Kütüğü gibi kendisi de gezgin yani. Oyuncu olmayı aklından bile
geçirmemiş daha önce. Fakat Antalya'da müthiş yeteneğinin
tohumları ekildi diyebiliriz. Orada animatörlük yaptı, skeçler
yazdı. Güzel de eleştiriler aldı, ''Oyuncu olmalısın.''
cümlelerini duydu hep. Ciddiye aldı mı bilinmez ama aklında
hiçbirimize yabancı olmayan ''Ya iyi de n'olacak şimdi?'' diye
geleceğe dair sorular dolaştı.
Yine döndü Ankara'ya,
üniversiteyi bitirmeye.
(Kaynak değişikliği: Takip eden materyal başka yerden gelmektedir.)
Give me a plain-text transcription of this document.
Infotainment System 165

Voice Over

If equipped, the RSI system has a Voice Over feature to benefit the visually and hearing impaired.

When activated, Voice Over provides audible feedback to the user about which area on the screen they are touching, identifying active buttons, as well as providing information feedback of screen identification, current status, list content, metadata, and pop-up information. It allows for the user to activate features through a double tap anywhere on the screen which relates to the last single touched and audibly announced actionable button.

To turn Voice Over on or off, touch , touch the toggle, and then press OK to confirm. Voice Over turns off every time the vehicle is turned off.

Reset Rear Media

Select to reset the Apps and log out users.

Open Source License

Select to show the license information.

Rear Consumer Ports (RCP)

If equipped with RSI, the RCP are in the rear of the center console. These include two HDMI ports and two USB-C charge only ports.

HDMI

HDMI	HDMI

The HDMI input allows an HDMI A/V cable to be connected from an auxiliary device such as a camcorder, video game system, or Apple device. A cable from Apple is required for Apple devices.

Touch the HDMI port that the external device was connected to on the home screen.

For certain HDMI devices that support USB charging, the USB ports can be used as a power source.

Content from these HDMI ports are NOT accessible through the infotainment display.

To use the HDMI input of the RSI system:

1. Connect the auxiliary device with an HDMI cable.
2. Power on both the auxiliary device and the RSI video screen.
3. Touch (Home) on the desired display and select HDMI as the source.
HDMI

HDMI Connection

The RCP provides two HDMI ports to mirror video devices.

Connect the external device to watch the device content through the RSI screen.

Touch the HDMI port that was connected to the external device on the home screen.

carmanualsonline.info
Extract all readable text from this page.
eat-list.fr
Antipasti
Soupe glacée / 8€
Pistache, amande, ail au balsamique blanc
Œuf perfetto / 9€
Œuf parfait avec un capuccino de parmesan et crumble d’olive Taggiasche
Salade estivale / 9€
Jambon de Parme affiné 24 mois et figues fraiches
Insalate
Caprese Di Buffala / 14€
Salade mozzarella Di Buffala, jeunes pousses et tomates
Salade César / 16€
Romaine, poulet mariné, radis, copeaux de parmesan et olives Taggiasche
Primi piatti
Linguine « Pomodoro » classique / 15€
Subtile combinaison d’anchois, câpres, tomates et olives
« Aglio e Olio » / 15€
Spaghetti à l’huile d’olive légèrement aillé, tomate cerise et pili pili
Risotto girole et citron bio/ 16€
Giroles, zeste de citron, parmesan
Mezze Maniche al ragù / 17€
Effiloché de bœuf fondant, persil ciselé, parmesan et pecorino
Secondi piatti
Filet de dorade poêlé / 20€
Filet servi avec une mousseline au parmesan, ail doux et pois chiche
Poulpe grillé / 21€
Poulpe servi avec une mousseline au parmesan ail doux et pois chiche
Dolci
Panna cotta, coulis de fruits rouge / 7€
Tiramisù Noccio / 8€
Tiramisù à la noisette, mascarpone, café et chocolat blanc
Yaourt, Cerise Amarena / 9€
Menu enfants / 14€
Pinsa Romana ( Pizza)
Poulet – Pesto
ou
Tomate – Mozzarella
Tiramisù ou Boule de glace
Eski sevgiliye dönüp ilişkiyi devam
ettirmek gibiydi, haliyle olmadı. Ablasının vasıtasıyla bir
ajansta dublaj yapmaya kapağı attı bu sefer. Ankara Devlet
Tiyatrosu'nun en başarılı sanatçılarıyla karşılaştı bu
sayede. Çetin Tekindor'un, Ferhan Şensoy'un gaz vermesiyle
figürasyona başladı. Büyük ustalarla birlikte Nazım Hikmet'in
Kuva-i Milliye oyununda yer aldı. ''Sahne tozunu yutmak'' denir
ya, işte bu sayede yine büyük ablası
Yasemin'in desteğiyle konservatuvara hazırlandı ve Eskişehir
Anadolu'yu kazandı. Buraya kadar Mete Horozoğlu'nun oyunculuğa
başlamasında emeği geçen herkese benden kocaman bir ARO!